U.S. Secretary of Education Arne Duncan
Larry Downing / Reuters
The Education Department said Wednesday that it would move to enact regulations that allow the government to "claw back" money from colleges that defraud students, and potentially penalize schools whose students had loans discharged because of fraud.
The for-profit giant Corinthian Colleges was shuttered earlier this year in the wake of allegations that it had misled tens of thousands students. Since then, the Education Department has been pressured by lawmakers and activists to craft a process through which defrauded students at Corinthian and other schools can apply to have their student loans discharged.
The Department said today that it was looking to codify that "borrower's defense" process in federal regulations, establishing procedures and requirements for students to meet.
The regulations would also seek to ensure that taxpayers were not on the hook in the future for colleges' bad actions. Taxpayers are largely footing the bill for student loan discharges at Corinthian, which raked in billions of dollars of federal loan money but is now bankrupt, without assets to compensate the approximately 10,000 current and former students who have applied for some form of loan relief from the government.
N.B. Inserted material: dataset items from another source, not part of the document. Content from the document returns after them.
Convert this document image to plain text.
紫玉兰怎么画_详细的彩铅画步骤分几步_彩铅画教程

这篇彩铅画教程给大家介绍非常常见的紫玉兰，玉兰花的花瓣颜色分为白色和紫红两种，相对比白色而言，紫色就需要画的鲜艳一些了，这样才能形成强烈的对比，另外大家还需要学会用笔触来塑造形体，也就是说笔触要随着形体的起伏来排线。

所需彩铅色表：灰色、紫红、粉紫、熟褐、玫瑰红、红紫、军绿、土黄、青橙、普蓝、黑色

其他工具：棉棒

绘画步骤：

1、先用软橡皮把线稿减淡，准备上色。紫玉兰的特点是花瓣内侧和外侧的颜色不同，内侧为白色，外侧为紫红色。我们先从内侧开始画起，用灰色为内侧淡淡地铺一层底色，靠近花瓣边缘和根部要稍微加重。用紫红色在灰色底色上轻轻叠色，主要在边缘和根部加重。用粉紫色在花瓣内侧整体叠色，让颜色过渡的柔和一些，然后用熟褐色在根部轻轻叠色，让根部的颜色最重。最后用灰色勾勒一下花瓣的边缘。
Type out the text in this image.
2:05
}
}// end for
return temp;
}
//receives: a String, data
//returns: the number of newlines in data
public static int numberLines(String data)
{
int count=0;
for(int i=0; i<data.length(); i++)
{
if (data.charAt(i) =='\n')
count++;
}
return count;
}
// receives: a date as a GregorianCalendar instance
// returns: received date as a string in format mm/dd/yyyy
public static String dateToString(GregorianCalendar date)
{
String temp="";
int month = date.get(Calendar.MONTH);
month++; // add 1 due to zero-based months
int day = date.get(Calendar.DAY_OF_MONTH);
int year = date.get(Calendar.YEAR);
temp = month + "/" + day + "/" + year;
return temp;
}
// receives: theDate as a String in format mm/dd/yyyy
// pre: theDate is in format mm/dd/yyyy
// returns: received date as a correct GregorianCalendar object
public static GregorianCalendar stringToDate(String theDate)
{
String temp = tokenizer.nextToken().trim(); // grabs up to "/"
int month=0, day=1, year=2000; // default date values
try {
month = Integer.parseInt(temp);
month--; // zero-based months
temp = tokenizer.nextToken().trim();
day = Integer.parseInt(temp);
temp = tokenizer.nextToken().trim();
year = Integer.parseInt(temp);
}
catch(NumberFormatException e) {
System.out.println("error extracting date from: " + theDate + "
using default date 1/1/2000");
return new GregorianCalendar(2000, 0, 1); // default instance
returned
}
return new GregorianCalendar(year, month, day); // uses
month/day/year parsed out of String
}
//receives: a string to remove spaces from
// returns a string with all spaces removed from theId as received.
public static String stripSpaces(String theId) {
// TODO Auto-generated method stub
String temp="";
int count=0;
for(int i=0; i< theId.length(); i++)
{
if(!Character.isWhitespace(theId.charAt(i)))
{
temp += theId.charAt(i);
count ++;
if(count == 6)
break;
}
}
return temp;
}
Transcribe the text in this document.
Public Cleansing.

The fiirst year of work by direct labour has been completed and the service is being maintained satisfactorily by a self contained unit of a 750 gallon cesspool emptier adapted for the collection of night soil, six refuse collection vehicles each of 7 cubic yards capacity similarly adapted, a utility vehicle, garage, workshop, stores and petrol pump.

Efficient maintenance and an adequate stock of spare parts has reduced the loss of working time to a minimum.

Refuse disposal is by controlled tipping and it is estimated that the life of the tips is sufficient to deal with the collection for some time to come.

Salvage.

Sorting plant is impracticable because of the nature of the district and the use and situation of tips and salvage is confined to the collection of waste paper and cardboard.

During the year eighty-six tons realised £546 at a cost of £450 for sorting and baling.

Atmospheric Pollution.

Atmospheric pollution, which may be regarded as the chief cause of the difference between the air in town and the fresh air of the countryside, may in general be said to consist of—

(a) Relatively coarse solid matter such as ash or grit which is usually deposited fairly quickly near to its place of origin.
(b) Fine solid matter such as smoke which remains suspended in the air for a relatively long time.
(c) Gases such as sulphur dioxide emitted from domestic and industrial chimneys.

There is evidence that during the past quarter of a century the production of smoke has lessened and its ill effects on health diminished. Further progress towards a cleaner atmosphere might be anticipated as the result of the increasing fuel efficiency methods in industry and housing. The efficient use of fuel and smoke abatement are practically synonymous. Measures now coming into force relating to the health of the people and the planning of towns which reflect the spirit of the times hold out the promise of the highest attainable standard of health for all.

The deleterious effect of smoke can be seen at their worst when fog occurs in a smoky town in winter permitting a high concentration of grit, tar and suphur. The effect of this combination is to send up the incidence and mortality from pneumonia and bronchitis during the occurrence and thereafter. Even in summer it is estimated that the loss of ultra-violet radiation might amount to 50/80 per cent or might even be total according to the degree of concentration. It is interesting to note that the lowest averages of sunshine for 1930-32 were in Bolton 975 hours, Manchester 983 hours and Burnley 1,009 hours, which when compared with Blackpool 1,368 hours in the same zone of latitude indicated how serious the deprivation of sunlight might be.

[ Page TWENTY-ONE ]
"We are going to look at where we have the legal rights, in statues, to claw back any successful borrower's defense claims from institutions," Mitchell said. "This will make it clear to us and clear to institutions how they will be on the hook, should they defraud students."
In a press call Wednesday, Education Department undersecretary Ted Mitchell was vague on exactly how those regulations might work, saying it would wait to formulate them with the help of public hearings and a rulemaking committee.
In launching her own higher education plan last week, Hillary Clinton said she supported "institutional risk-sharing," an idea that has been floated by several other prominent Democrats. It would force schools whose students were defaulting on their loans in high numbers to pay fines into a pot used to compensate students.
The for-profit college industry — which has been backed by several key Republican presidential candidates, including Marco Rubio — is likely to stand in strong opposition to any attempts to further regulate the industry. The department said it was hoping to enact the rules by November 2016 — a time frame that might allow a Republican administration to later dismantle them.
The department has at times struggled with regulating for-profit colleges in the face of industry pressure. It took four years to push through "gainful employment regulations," which penalize for-profit colleges where students have high ratios of debt to earnings, after a lawsuit by an industry lobbying group led to the dismantling the original rules, forcing the government back to the drawing board.